Where merido earns its place is the specific combination no other tool offers together: structural cost optimization built into the core (lossless tool-output compression, cost-and-latency-aware routing, prompt-cache management), a savings ledger that only reports what it can prove, a genuinely self-hostable single binary with no mandatory external dependencies, encryption-at-rest for credentials, and a Rust runtime that stays out of the way under sustained streaming load. It is built for teams and individual developers whose primary concern is controlling AI spend — not just watching it — while keeping keys and data on their own infrastructure.

BYOK · self-hosted · open source

merido uses your own API keys, runs on your own infrastructure, and never pools, shares or resells credentials. It is MIT / Apache-2.0 licensed — no proprietary control plane, no managed-cloud dependency, no enterprise tier gating the cost-optimization features. Your keys, your billing, your machine.
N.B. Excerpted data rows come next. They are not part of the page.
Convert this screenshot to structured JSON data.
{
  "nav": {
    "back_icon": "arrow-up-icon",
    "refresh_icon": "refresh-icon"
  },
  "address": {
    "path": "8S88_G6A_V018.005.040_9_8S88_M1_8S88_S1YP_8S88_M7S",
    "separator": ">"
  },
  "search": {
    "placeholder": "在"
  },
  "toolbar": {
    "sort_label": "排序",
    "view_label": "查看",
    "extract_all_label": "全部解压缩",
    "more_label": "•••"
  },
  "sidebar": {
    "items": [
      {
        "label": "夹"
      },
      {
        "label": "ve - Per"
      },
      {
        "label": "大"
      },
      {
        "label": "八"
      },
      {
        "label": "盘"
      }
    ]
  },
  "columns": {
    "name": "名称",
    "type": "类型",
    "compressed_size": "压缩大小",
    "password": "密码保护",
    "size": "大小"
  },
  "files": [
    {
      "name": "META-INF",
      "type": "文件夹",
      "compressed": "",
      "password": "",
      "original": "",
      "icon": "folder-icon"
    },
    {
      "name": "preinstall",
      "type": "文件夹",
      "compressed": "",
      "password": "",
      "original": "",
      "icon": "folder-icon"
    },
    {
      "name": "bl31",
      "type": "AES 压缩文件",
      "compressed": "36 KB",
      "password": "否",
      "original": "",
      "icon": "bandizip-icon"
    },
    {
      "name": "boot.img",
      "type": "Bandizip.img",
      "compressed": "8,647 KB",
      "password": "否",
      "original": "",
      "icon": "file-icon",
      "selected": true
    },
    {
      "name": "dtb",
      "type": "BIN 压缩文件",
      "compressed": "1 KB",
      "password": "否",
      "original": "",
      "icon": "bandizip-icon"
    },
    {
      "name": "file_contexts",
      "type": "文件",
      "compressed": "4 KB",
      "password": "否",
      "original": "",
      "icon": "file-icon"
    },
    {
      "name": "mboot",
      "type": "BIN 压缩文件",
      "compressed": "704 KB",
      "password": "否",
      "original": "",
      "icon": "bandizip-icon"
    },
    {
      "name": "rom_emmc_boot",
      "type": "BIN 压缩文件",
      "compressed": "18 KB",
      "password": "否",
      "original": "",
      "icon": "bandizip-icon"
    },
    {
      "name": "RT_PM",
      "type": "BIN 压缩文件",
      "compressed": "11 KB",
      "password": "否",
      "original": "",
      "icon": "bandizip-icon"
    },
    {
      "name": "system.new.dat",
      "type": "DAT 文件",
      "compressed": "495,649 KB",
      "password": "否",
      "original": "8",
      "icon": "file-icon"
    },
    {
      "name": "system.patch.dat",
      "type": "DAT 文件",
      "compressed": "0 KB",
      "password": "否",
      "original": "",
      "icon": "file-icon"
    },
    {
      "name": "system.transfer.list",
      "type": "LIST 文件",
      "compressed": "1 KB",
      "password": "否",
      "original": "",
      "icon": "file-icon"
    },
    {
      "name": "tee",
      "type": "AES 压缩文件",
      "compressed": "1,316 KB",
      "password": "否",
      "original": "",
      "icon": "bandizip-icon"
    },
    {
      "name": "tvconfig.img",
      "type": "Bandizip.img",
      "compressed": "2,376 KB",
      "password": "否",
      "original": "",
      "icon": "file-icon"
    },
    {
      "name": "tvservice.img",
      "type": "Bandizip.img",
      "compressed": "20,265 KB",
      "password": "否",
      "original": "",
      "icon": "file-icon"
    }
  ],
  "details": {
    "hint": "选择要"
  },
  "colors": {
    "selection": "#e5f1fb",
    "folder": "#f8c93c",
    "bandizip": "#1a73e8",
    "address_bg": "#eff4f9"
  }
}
If you are evaluating for self-hosting depth, read the self-hosted LLM gateway guide for a fuller look at what to require from a gateway you run yourself. And if the underlying question is “how much does agentic AI coding actually cost and where does it go?”, the AI coding cost calculator gives you a concrete starting point before you route a single request.

Self-host a cost-optimization-first AI gateway

Open source, single static binary, on your own keys. Route across 40+ providers, compress tool output before it reaches the model, and see only what you actually saved.

Get started →Read the docs

Related guides

Self-hosted LLM gateway — own your keys, data, and routing.
AI coding cost calculator — estimate your bill before you route.
Why AI coding bills explode — the root cause, explained.
How to reduce Claude Code costs — 8 concrete tactics.

Frequently asked questions

What is the best open-source LiteLLM alternative?

It depends on what you need LiteLLM to do differently. LiteLLM's strengths are its enormous provider ecosystem and Python-native integration. If you want a compiled, low-overhead single binary with cost optimization as a core feature — tool-output compression, routing across your own accounts, a savings ledger — merido is a focused alternative worth evaluating. If you need enterprise governance depth, Portkey is worth a look; if observability is the primary concern, Helicone was purpose-built for that. The right answer is the narrowest tool that covers your actual requirements.

Should I self-host an AI gateway or use a SaaS?

Self-hosting keeps your API keys and request data on infrastructure you control, eliminates per-request markup from a hosted router, and is the ToS-clean way to do BYOK — you call providers with your own credentials, not pooled through someone else's account. The tradeoff is operational responsibility: you run and maintain the process. If operational overhead is a deal-breaker and data residency is not a constraint, a SaaS gateway can be the right call. For teams where keys, data, or compliance posture matter, self-hosting is usually the right architecture.

Is merido production-ready?

merido is open source and actively developed. It runs on embedded SQLite for local single-user use and on Postgres + Redis for multi-tenant deployments. It has a circuit-breaker-backed routing engine, encryption-at-rest for credentials, and a savings ledger that only reports measured numbers. Like any self-hosted tool, production readiness depends on your operating environment and risk tolerance — evaluate it against your requirements, read the docs, and run your own load tests. The binary, source, and documentation are all publicly available.

Does merido pool or resell API keys?

No. merido uses your own API keys exclusively, runs on your own infrastructure, and never pools, shares or resells credentials. That is the core BYOK design: your keys, your billing, your machine. It is the same arrangement you have when calling providers directly — the gateway just adds routing, compression, and observability on top.